I sat with her for a long time, talking about many things and taking breaks to let her blow her nose and dry her eyes. It was strange for me to see her that emotional. She's one of the strongest, toughest people I know, for all that she's more of a girlie girl than my tomboy of a mom would have expected. Jackie is usually the one to be there for others, and she's been there for me many times. Hell, she practically raised me.

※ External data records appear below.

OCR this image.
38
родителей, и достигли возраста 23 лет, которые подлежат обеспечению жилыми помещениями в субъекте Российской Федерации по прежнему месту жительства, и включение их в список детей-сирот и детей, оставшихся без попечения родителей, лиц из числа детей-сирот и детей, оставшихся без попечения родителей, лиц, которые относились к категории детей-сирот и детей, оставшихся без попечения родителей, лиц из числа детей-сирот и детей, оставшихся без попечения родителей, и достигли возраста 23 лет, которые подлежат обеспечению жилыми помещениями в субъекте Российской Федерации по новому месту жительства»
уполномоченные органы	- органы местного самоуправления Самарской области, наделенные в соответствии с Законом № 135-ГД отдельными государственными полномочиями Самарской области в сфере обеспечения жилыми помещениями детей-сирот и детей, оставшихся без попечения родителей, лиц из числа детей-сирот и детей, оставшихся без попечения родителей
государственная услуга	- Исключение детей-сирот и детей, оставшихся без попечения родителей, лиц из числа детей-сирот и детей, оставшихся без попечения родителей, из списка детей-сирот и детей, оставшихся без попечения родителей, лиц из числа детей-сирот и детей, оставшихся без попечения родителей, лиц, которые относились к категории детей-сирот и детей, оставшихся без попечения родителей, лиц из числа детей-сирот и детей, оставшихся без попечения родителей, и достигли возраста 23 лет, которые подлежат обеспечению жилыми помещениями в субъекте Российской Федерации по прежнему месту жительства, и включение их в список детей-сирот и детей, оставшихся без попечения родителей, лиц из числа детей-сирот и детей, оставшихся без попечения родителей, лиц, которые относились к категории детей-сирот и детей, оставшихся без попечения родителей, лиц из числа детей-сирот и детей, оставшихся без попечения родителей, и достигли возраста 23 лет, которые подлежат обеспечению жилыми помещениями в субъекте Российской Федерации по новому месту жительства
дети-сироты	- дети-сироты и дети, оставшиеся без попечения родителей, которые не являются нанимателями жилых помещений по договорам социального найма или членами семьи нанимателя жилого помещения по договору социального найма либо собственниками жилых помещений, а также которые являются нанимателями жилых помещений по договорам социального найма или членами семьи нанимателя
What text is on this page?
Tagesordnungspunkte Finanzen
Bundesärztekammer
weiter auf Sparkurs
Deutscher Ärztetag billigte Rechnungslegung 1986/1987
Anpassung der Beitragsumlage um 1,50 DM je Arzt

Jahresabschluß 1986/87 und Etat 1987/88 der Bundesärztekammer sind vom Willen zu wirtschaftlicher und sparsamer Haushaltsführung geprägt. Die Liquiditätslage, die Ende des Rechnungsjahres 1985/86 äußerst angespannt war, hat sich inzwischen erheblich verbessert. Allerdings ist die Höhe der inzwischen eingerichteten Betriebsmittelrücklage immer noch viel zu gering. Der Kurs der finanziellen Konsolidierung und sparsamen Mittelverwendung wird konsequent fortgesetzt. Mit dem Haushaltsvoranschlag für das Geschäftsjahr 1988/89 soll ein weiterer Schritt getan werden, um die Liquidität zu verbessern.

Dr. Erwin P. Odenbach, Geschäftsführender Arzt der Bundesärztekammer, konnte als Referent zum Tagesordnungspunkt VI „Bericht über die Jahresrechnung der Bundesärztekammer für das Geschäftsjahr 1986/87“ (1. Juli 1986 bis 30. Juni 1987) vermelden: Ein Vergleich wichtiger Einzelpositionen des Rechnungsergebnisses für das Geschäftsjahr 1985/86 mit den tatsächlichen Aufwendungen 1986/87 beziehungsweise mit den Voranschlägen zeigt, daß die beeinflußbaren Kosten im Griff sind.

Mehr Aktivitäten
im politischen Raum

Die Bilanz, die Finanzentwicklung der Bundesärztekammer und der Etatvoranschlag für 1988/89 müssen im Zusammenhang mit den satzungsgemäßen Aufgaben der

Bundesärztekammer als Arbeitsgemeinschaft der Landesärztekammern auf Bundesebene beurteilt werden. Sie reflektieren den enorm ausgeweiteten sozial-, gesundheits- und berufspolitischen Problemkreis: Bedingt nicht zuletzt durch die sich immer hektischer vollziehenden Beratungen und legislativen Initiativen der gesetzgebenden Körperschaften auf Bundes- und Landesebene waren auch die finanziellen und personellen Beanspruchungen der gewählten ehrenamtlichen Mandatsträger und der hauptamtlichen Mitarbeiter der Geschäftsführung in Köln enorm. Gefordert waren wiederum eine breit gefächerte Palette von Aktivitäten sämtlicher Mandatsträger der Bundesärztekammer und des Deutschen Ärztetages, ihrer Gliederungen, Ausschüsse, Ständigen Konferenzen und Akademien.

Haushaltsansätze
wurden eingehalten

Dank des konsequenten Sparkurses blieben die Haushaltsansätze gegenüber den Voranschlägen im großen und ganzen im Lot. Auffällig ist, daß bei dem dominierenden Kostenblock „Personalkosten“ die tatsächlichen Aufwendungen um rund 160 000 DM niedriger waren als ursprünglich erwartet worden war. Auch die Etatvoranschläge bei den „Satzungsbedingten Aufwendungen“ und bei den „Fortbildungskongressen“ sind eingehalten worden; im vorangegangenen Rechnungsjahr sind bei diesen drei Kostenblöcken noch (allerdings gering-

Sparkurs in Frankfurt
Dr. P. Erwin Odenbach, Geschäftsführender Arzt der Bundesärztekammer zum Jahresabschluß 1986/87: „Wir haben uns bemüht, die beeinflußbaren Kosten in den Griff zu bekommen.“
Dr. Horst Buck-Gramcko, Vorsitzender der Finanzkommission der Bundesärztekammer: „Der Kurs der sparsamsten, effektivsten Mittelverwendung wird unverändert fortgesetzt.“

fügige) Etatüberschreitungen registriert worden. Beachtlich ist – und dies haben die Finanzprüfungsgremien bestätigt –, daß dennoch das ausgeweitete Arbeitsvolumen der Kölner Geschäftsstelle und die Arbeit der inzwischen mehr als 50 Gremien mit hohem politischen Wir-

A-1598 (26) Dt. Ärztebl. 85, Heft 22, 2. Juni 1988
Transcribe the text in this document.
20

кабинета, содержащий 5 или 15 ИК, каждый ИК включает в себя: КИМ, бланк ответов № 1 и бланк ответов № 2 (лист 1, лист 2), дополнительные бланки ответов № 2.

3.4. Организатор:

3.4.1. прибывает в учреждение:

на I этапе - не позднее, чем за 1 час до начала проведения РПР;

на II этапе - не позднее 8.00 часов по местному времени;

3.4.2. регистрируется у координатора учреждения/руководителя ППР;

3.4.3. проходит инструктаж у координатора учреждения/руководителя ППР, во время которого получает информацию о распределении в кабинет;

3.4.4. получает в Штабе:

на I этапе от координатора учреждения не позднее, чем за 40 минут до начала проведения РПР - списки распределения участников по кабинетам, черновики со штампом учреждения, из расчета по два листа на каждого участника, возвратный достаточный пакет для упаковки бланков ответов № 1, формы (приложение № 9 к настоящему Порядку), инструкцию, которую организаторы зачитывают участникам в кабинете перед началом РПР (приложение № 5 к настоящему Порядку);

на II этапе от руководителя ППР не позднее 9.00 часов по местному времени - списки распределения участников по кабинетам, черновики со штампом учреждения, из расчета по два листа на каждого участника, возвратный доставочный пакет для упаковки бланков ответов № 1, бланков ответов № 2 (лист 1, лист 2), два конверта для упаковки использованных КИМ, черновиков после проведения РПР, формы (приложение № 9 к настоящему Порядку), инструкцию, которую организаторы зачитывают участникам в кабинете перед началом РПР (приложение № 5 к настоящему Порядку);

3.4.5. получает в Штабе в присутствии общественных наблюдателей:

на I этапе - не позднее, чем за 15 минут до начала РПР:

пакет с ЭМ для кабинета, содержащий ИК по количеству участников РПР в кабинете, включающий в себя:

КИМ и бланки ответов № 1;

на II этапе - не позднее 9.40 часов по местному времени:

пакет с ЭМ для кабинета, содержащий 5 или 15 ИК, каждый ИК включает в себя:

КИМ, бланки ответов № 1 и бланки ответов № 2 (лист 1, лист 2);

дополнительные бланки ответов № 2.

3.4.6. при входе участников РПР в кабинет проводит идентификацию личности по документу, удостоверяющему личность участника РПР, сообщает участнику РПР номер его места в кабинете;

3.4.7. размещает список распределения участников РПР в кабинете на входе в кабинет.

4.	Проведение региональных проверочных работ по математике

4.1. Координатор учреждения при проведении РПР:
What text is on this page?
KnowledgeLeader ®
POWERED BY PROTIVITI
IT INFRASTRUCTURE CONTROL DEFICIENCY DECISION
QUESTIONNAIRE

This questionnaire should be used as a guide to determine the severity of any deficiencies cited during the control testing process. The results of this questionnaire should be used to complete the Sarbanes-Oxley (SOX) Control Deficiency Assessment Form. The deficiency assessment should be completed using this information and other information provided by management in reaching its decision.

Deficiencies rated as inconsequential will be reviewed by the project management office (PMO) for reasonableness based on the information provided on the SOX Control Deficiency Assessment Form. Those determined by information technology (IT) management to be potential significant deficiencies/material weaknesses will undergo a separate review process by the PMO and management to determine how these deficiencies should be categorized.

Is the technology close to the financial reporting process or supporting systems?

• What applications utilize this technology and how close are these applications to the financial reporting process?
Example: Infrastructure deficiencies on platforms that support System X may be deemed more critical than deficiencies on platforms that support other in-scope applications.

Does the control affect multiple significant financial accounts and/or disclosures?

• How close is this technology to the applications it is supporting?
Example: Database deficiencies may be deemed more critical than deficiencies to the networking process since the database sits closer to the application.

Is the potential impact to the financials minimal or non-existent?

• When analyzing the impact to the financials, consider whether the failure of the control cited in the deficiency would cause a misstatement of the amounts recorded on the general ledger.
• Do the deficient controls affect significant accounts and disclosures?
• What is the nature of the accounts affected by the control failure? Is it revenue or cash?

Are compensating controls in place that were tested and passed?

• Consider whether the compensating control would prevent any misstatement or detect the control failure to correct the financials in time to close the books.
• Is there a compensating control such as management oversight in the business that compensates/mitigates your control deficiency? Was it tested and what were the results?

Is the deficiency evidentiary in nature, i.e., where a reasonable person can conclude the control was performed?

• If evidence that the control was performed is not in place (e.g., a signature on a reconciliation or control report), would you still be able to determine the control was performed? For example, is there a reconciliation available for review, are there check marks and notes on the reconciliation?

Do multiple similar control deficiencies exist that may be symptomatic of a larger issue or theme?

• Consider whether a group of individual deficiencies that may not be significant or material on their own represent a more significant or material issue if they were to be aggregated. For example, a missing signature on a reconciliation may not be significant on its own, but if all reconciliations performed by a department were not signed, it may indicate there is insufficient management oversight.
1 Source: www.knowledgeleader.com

I think a lot of it had to do with her own kids. She's aware of just how spectacularly lucky she is to have her entire family, husband and kids, alive. I think seeing those children, alive yet unable to survive, struck that deep maternal instinct in her. The sight of them slumbering their way to eternity grabbed on the the fear center of her mommy-brain and squeezed. Imagining that being your kid would bring anyone to their knees.
Hmm. Maybe that's why the attack and resulting deaths have put people so universally up in arms. Those who have children likely felt the same way as my
sister. Those who had lost kids in The Fall were reminded sharply of that terrible lack. Those who didn't have kids might have looked at the terrible agony the adult victims were in, and in that pain seen the possibility that it could have been them. Or their brother. Their lover.
I held their hands as they died, and that could have been Jackie. Could have been Jess.
The thought makes the bottom drop out of my stomach.
All of us are angry, but none of us are stupid. To attack the compound would be literal suicide--I know Will Price well enough to know that he has to have improved the defenses since we've left. And god knows how much firepower the Richmond soldiers brought with them. We're stuck with being pissed off to a degree that English doesn't have a word for and not being able to do anything about it.
So, we stock up. We're going to make North Jackson as sturdy and defensible as we can, pack it with supplies, and plan. The soldiers know we're coming for them one day, that's no secret. All we have to do is figure out how and find a way to build an army to do it. We've got the moral support of so many of the other survivors Courtney met and worked with, but it's just that. None of them are going to organize massive efforts to help us take our home back and free our people. I get it, really. People have survived because they didn't risk their lives when the likelihood was almost certain that they would be killed. Only if you have to. That's how you keep on breathing.